Experience or Convenience?


      Throughout this course, I have been surprised by the number of online wine players that have been shared on the screen such as WineDirect and Wine.com. Despite the growth in this space, I still find myself thinking brick & mortar for my own personal wine purchases, however maybe I am just old school. For me, wine has always been an activity of discovery when dealing with lower priced wines, but when thinking about a more expensive purchase, I exclusively rely on a few trusted people for direction. For this reason, I was not surprised to read in the "Drowning in the Wine Lake" reading that the attribute ranked second as most valuable in wine choice was good customer service.

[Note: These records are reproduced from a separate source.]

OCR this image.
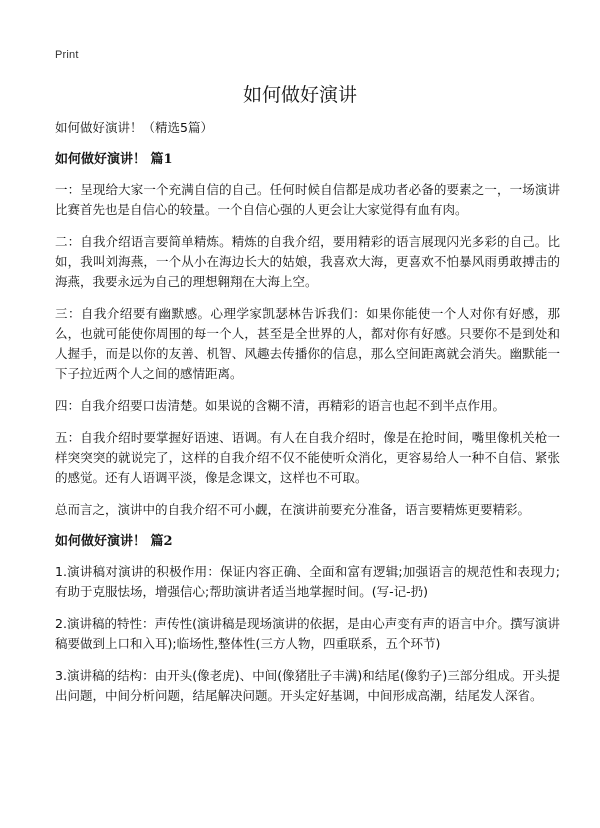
Print
如何做好演讲

如何做好演讲！（精选5篇）

如何做好演讲！ 篇1

一：呈现给大家一个充满自信的自己。任何时候自信都是成功者必备的要素之一，一场演讲比赛首先也是自信心的较量。一个自信心强的人更会让大家觉得有血有肉。

二：自我介绍语言要简单精炼。精炼的自我介绍，要用精彩的语言展现闪光多彩的自己。比如，我叫刘海燕，一个从小在海边长大的姑娘，我喜欢大海，更喜欢不怕暴风雨勇敢搏击的海燕，我要永远为自己的理想翱翔在大海上空。

三：自我介绍要有幽默感。心理学家凯瑟林告诉我们：如果你能使一个人对你有好感，那么，也就可能使你周围的每一个人，甚至是全世界的人，都对你有好感。只要你不是到处和人握手，而是以你的友善、机智、风趣去传播你的信息，那么空间距离就会消失。幽默能一下子拉近两个人之间的感情距离。

四：自我介绍要口齿清楚。如果说的含糊不清，再精彩的语言也起不到半点作用。

五：自我介绍时要掌握好语速、语调。有人在自我介绍时，像是在抢时间，嘴里像机关枪一样突突突的就说完了，这样的自我介绍不仅不能使听众消化，更容易给人一种不自信、紧张的感觉。还有人语调平淡，像是念课文，这样也不可取。

总而言之，演讲中的自我介绍不可小觑，在演讲前要充分准备，语言要精炼更要精彩。

如何做好演讲！ 篇2

1.演讲稿对演讲的积极作用：保证内容正确、全面和富有逻辑;加强语言的规范性和表现力;有助于克服怯场，增强信心;帮助演讲者适当地掌握时间。(写-记-扔)

2.演讲稿的特性：声传性(演讲稿是现场演讲的依据，是由心声变有声的语言中介。撰写演讲稿要做到上口和入耳);临场性,整体性(三方人物，四重联系，五个环节)

3.演讲稿的结构：由开头(像老虎)、中间(像猪肚子丰满)和结尾(像豹子)三部分组成。开头提出问题，中间分析问题，结尾解决问题。开头定好基调，中间形成高潮，结尾发人深省。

It also stated that "at the specialist shop, having a staff with good wine knowledge was rated more important than a good selection of higher priced wines, implying that even more knowledgeable consumers want a salesman that can be trusted with making wine recommendations." So where does ecommerce come into play here and why would someone chose to forego the experience of wine selection and choice to purchase online? I think one of the key differentiators is knowledge and education in this space. There is no way to know what the wine inside the bottle will taste like without expert knowledge of the region, the varietal and perhaps even simply having tasted it before. The salesperson is necessary to bridge this gap between the product and the consumer. Without this expert knowledge, people are most likely to rely on queues such as a familiar brand name, an eye catching label or perhaps a brand name that triggers a recollection. Another thing to note is the differentiation of selection that consumers can find online vs. in store. Growth of online DTC has grown over 60% in the past several years, but when looking at lower priced wines under $15, that growth is much smaller. Perhaps, online consumers are falling more into a category of wine enthusiasts that enjoy the search for a delicious wine to round out their collection or perhaps even to gift to a friend. My assumption and learning from this course is that many smaller wineries are using the DTC online channel to circumvent the three-tier system and that wine enthusiasts that want specific bottles will go to the source to attain them.


      This caused me to think a lot about the role ecommerce plays in other luxury industries such as fashion or beauty. Many of the luxury players have been slow to jump on the ecommerce bandwagon relinquishing power of controlling the experience that consumers have with the brands. Consumers enjoy the process of entering a luxury house, being cared for by the associates and then showcasing their new purchase in a luxury labeled bag as they exit the store. This experience is lost with ecommerce, but with it, consumers gain convenience and expanded distribution availability. The question remains – which is more valuable to the consumer and does this change depending on what the product is that is being purchased? As ecommerce has become more popular, we see many of these luxury houses starting to adopt ecommerce as a distribution channel because of the benefits of being able to reach a wider range of consumers. The challenge is balancing exclusivity with availability. Many of the big wine players have managed to tackle this challenge by introducing wine clubs, but I will be interested to see how these luxury players continue to weather this trend – will the store experience or the tasting experience ever decouple from the purchase of wine? Will a world ever exist where we rely solely on information available over the web and forego the luxury experience for convenience? I am not sure that it will ever be that extreme, but I am eager to see how this industry plays out as technology begins to play an ever-present role in our lives.